While Discrete Mathematics and Number Theory are very broad fields, they are the topics that we use every day. Every computational algorithm from cross multiplication to long division was at some point a major breakthrough in these fields. Even the idea of counting beyond ten was at one point a major breakthrough in Number Theory; it is a field as old and fundamental as geometry itself. Still many questions elude number theorists; even the distribution of the primes remains just out of reach.

Modern Mathematics does not typically reside purely in any one of these schools, but instead focuses on the intersection of two or more such fields. For example, Differential Geometry focuses on applying differential structures from Analysis to geometric objects, and often incorporates topology to describe more abstract objects. As such, skilled mathematicians rely on years of dedicated study in each of these fields to become experts in the field.
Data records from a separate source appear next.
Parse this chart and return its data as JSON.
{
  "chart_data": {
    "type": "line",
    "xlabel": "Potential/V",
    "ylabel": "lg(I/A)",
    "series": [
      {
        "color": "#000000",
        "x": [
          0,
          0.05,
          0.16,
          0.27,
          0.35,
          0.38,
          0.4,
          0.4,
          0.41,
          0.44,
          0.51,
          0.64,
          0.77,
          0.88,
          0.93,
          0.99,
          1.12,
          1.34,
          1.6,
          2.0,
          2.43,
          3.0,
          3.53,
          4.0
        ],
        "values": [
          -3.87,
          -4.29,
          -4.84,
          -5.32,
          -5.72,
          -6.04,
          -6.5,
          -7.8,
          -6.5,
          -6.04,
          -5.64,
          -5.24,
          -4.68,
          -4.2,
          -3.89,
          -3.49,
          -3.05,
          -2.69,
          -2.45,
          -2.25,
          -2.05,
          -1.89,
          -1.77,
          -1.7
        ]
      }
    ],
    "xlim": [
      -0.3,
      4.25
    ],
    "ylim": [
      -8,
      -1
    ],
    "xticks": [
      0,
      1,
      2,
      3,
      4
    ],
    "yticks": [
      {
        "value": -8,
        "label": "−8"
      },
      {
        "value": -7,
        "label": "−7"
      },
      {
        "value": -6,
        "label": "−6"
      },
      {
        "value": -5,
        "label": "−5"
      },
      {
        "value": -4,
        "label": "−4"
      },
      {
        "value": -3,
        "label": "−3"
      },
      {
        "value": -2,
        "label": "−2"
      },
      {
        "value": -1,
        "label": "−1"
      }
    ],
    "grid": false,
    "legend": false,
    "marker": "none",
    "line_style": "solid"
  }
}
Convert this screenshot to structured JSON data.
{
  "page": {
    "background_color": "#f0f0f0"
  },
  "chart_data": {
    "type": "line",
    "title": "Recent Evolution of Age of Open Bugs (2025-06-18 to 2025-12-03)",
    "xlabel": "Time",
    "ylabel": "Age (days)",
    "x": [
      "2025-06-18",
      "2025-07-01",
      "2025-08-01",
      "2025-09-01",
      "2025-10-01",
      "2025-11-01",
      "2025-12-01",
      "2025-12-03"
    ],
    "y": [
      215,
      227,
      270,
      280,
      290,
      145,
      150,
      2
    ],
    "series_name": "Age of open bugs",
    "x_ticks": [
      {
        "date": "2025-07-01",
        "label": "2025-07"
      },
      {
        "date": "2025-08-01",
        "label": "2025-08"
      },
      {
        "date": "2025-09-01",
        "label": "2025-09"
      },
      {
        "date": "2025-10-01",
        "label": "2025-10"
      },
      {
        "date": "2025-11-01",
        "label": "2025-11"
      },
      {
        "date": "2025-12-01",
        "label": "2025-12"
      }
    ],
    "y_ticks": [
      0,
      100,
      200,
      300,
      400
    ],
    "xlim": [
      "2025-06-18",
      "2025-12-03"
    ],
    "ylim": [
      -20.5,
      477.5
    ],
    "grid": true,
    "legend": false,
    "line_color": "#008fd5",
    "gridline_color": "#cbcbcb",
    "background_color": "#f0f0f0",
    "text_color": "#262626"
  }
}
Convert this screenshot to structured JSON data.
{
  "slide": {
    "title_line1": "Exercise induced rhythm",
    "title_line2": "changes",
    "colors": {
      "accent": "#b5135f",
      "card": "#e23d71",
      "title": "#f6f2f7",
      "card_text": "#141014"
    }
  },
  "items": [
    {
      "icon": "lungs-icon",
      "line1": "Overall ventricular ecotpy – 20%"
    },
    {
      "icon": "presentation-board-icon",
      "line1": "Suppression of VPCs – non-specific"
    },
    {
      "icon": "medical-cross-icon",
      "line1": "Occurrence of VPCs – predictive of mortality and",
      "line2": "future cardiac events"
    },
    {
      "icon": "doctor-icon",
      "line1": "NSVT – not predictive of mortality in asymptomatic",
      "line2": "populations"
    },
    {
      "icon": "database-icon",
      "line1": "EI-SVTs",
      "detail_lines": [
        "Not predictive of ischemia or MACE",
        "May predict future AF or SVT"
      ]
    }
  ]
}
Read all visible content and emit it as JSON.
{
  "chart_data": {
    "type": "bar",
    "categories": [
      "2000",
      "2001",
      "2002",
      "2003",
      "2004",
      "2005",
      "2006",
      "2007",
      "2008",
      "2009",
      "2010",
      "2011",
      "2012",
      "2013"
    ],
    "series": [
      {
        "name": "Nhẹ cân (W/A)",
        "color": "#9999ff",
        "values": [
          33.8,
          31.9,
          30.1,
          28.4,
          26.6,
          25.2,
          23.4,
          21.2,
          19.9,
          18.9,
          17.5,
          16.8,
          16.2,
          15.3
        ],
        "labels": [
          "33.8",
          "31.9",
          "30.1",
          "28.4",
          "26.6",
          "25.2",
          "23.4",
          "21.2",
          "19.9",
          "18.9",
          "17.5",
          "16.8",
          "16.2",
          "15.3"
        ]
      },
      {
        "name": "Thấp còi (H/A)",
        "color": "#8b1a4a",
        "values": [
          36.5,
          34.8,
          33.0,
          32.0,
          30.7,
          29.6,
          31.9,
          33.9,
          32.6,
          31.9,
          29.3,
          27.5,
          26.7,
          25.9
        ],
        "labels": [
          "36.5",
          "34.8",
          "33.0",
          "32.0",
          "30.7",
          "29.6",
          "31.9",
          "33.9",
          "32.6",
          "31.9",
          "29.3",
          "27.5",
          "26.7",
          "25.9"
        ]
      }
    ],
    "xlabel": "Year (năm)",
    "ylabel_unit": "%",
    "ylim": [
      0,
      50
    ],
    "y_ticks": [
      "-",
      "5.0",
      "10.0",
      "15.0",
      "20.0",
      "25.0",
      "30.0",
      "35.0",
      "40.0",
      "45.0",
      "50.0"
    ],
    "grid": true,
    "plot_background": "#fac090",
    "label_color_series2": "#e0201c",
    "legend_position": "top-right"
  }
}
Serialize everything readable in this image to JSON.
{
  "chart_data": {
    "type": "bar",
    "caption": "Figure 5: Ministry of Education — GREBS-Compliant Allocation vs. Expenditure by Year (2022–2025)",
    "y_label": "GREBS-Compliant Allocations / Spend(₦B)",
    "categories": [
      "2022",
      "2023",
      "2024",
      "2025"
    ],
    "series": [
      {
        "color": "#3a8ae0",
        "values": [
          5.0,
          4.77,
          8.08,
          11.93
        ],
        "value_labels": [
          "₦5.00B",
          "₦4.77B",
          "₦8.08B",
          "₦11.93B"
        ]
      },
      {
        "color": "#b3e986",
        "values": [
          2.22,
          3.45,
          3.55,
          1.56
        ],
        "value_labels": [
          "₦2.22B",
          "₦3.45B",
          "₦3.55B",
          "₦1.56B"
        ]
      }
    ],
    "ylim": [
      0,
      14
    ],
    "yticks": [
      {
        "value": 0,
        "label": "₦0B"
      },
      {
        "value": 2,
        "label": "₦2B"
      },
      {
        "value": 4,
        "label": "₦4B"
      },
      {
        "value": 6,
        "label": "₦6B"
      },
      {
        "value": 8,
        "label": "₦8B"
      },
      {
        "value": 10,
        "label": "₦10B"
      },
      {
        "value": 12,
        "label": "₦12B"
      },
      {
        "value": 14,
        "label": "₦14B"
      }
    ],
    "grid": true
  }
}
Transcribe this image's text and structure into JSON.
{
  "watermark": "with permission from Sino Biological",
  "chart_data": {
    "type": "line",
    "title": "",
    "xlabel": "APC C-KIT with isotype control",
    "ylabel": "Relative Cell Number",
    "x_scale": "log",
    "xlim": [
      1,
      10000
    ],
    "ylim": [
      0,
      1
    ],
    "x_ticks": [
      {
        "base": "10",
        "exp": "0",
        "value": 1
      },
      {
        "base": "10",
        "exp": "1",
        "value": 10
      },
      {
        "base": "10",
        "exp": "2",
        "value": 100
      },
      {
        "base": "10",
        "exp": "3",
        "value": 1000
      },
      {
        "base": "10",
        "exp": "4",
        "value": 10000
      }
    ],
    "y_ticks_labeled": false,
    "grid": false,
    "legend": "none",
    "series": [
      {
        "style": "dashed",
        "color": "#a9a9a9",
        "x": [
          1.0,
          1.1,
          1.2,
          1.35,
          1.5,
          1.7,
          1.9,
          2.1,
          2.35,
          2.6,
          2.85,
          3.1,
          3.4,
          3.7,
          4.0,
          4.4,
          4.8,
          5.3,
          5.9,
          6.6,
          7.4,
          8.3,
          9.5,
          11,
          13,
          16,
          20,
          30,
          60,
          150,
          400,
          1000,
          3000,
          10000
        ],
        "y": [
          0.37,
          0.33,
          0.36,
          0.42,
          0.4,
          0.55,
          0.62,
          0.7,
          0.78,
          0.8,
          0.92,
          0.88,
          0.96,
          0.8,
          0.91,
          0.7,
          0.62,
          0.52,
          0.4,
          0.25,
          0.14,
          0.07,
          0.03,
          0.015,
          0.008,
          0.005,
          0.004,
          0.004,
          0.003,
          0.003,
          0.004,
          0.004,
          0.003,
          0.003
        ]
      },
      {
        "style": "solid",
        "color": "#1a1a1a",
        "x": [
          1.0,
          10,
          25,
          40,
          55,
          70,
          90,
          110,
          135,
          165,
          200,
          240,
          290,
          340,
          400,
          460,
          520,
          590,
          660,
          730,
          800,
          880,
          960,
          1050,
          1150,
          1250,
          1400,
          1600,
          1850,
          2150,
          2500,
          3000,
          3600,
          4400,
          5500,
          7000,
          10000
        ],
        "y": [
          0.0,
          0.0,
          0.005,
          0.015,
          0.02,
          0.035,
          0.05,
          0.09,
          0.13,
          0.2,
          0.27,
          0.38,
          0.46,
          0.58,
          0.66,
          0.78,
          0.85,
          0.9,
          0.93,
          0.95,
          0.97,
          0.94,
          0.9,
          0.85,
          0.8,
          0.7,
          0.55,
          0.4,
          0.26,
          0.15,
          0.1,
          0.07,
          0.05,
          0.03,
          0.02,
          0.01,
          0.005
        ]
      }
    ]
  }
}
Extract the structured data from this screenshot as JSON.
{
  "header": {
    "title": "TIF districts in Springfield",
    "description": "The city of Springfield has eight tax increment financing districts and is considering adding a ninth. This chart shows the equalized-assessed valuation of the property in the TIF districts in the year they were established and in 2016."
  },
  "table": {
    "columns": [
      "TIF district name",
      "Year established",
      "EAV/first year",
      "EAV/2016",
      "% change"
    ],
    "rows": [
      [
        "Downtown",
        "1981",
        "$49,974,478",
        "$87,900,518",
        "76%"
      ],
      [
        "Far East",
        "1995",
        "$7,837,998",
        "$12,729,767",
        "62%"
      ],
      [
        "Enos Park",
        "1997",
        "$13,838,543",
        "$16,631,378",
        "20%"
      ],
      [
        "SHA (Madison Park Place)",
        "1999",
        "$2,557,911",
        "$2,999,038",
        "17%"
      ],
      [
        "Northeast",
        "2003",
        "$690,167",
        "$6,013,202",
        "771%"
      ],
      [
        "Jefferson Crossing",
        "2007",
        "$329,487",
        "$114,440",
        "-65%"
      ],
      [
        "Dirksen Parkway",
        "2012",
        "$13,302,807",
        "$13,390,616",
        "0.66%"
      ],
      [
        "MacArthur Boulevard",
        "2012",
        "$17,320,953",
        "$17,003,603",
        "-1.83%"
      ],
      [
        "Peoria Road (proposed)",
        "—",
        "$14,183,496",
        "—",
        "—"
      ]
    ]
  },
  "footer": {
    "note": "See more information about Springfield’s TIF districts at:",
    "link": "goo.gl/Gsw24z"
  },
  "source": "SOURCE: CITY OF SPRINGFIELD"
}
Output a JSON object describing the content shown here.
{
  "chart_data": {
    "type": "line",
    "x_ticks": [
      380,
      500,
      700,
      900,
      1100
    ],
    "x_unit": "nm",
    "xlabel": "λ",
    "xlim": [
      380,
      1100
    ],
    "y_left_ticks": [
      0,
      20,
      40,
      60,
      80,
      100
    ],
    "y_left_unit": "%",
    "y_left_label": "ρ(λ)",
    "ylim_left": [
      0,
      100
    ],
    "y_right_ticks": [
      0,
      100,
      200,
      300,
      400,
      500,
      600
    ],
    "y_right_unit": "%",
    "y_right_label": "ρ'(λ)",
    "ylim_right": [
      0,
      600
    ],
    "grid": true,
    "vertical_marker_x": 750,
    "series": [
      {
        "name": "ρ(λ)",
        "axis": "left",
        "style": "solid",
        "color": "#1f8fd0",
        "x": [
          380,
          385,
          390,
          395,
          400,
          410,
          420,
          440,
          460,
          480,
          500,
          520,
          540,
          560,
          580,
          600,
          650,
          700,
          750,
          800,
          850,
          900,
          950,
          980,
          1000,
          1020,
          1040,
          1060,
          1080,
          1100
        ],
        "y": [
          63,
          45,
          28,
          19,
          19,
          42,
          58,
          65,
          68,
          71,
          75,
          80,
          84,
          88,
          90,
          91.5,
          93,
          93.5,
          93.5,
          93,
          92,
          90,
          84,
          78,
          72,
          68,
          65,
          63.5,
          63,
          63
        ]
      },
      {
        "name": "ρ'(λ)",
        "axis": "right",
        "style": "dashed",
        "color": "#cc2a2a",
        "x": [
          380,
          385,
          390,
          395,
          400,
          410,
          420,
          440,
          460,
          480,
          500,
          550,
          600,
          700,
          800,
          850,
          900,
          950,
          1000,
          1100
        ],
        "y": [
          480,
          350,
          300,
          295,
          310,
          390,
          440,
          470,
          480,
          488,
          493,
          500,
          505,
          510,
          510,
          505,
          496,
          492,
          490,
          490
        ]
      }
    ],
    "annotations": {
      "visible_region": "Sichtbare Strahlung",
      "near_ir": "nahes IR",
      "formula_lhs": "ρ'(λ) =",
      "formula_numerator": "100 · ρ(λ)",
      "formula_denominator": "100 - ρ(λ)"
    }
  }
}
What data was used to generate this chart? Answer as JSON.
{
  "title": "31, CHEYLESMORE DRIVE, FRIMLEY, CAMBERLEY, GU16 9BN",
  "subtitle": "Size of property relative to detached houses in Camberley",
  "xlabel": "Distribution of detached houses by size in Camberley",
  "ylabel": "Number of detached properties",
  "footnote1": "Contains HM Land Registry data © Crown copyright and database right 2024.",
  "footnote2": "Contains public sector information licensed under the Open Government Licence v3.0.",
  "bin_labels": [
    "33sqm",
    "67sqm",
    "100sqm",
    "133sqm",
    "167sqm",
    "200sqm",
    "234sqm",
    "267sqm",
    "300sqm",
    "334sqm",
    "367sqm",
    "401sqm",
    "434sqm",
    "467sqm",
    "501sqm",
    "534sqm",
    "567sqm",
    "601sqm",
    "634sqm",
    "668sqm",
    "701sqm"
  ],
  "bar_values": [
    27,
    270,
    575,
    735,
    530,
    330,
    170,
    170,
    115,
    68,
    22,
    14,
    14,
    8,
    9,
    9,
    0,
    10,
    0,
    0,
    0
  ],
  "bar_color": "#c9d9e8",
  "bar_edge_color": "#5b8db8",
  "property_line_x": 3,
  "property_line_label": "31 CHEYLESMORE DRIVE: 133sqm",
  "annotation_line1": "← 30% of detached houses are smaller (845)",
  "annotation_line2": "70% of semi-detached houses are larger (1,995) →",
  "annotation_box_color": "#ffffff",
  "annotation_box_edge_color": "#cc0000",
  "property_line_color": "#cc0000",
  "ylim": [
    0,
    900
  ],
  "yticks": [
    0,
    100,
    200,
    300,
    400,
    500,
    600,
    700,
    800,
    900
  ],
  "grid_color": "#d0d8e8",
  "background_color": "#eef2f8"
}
While Mathematics focuses primarily on the study of certainty, Applied Mathematics is often used to analyze structures in other fields, such as Biology, Chemistry, Physics, Computer Science, and Economics. Even Statistics is a form of Applied Mathematics, using the structures of combinatorics and analysis to measure uncertainty. Where mathematics may be a form of philosophy, its applications are everywhere.

The Church of Mathematics believes that using the Five Schools of Mathematics, we can seek out answers to the great mysteries of the universe. We can even go further and use them as a toolset to explore questions of philosophy, morality, and the unknown questions of theology.